Tri-Gate 3D Transistors: Low Power or High Performance

Intel Senior Fellow Mark Bohr, who’s been working on the 3D transistors for a full decade, said the capabilities give chip designers the flexibility to choose transistors targeted for low power or high performance, depending on the application. “Of course, the Tri-Gates are very capable at both,” Rohr said.

This image shows the relative size of a typical chip (left) compared with a human hair (right), which is about 100,000 nanometers in diameter. Remember that a nanometer is one-billionth of a meter. The Tri-Gate transistor is a mere 22 nanometers in size. A tiny representation of Bohr separates the two items.

The currently standard 32nm transistors Intel is now supplying to the world marketplace are designed to maximize the flow of electricity through a metal gateway (top, in silver color) while being able to turn the flow on and off more than 100 million times per second.

This image represents a 32nm transistor with the gateway closed (represented by the red color). See the previous slide to see the depiction of an open gateway. In normal use, a transistor gateway can open and close more than 100 million times per second.

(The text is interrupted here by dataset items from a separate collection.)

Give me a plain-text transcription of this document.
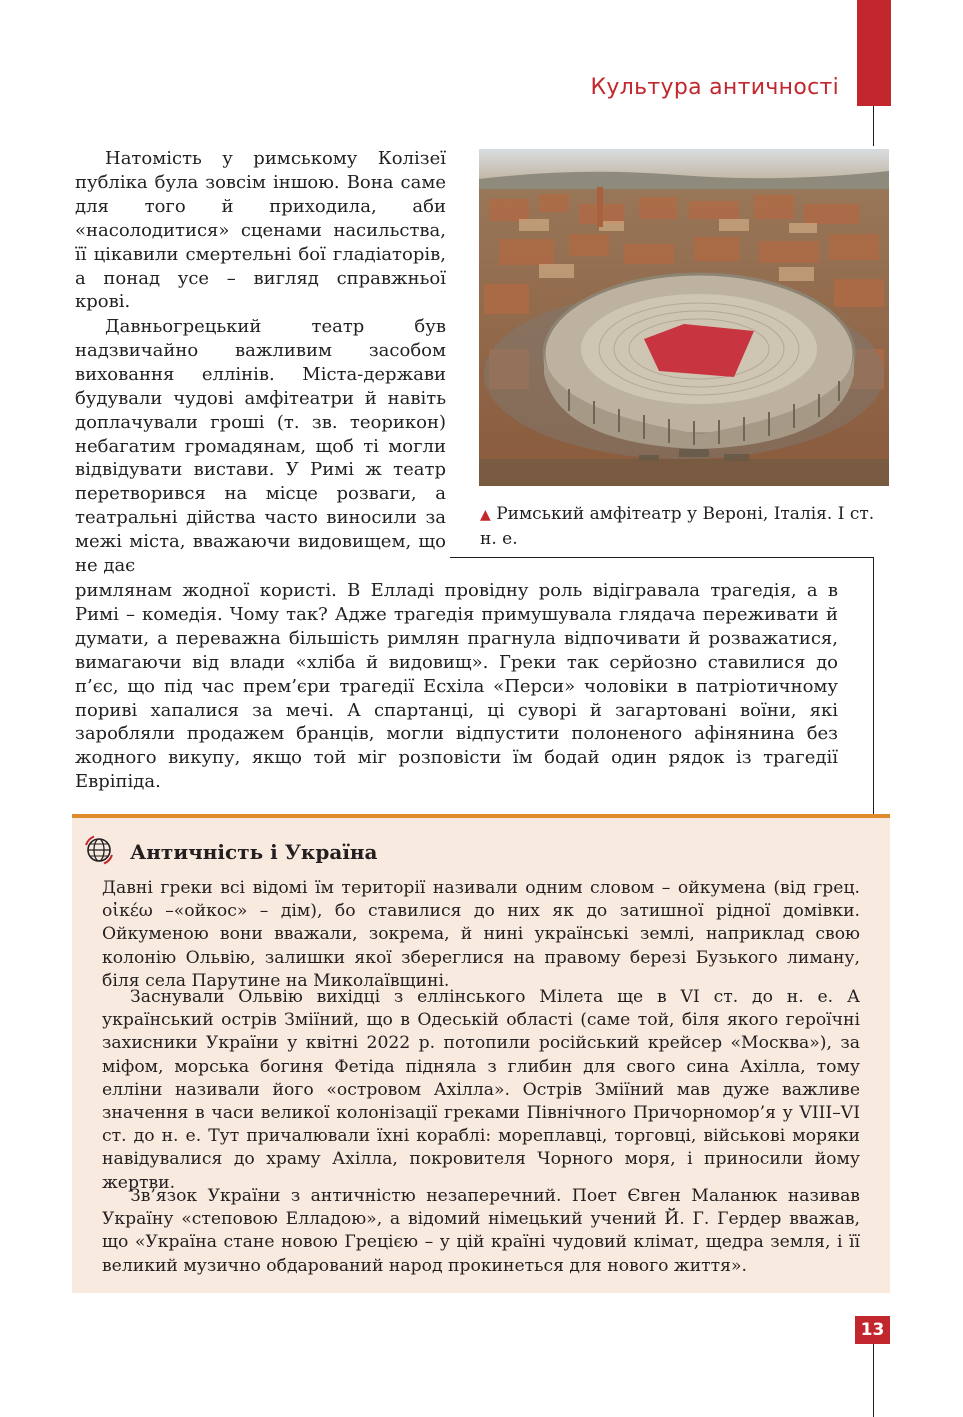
Культура античності
▲ Римський амфітеатр у Вероні, Італія. І ст. н. е.

Натомість у римському Колізеї публіка була зовсім іншою. Вона саме для того й приходила, аби «насолодитися» сценами насильства, її цікавили смертельні бої гладіаторів, а понад усе – вигляд справжньої крові.

Давньогрецький театр був надзвичайно важливим засобом виховання еллінів. Міста-держави будували чудові амфітеатри й навіть доплачували гроші (т. зв. теорикон) небагатим громадянам, щоб ті могли відвідувати вистави. У Римі ж театр перетворився на місце розваги, а театральні дійства часто виносили за межі міста, вважаючи видовищем, що не дає

римлянам жодної користі. В Елладі провідну роль відігравала трагедія, а в Римі – комедія. Чому так? Адже трагедія примушувала глядача переживати й думати, а переважна більшість римлян прагнула відпочивати й розважатися, вимагаючи від влади «хліба й видовищ». Греки так серйозно ставилися до п’єс, що під час прем’єри трагедії Есхіла «Перси» чоловіки в патріотичному пориві хапалися за мечі. А спартанці, ці суворі й загартовані воїни, які заробляли продажем бранців, могли відпустити полоненого афінянина без жодного викупу, якщо той міг розповісти їм бодай один рядок із трагедії Евріпіда.

Античність і Україна

Давні греки всі відомі їм території називали одним словом – ойкумена (від грец. οἰκέω –«ойкос» – дім), бо ставилися до них як до затишної рідної домівки. Ойкуменою вони вважали, зокрема, й нині українські землі, наприклад свою колонію Ольвію, залишки якої збереглися на правому березі Бузького лиману, біля села Парутине на Миколаївщині.

Заснували Ольвію вихідці з еллінського Мілета ще в VI ст. до н. е. А український острів Зміїний, що в Одеській області (саме той, біля якого героїчні захисники України у квітні 2022 р. потопили російський крейсер «Москва»), за міфом, морська богиня Фетіда підняла з глибин для свого сина Ахілла, тому елліни називали його «островом Ахілла». Острів Зміїний мав дуже важливе значення в часи великої колонізації греками Північного Причорномор’я у VIII–VI ст. до н. е. Тут причалювали їхні кораблі: мореплавці, торговці, військові моряки навідувалися до храму Ахілла, покровителя Чорного моря, і приносили йому жертви.

Зв’язок України з античністю незаперечний. Поет Євген Маланюк називав Україну «степовою Елладою», а відомий німецький учений Й. Г. Гердер вважав, що «Україна стане новою Грецією – у цій країні чудовий клімат, щедра земля, і її великий музично обдарований народ прокинеться для нового життя».

13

One might not think that a mere 10nm—the difference between 32nm- and 22nm-size transistors—make that much of a difference when sitting aboard the processor, but as you can see from this image, there are a lot more of the smaller transistors that can be placed in the honeycomb-like fixture on the chip.

Face to face: The currently standard 32nm processor (left) is about to be replaced forever by the 22nm Tri-Gate (right).

Mark Bohr is depicted with an example of a Tri-Gate transistor.

Intel claims that the Tri-Gate transistor uses only half as much power as the current 32nm product, and that this factor alone will be a major selling point when the new Ivy Bridge chips come out later this year.

At the May 4 press event, Intel reviewed the eight-year-long road map for its new-generation processors, starting with its 90nm version (2003) and moving to 65nm (2005), 45nm (2007), 32nm (2009) and finally to the dawn of the 22nm Tri-Gate architecture (2011).

A cross-section look at the Tri-Gate shows the base of the silicon substrate, an oxide layer above that, and the gate, drain and power flow on top of the transistor. The channels of electricity on three sides of the vertical fin structure make up the 3D nature of the transistor.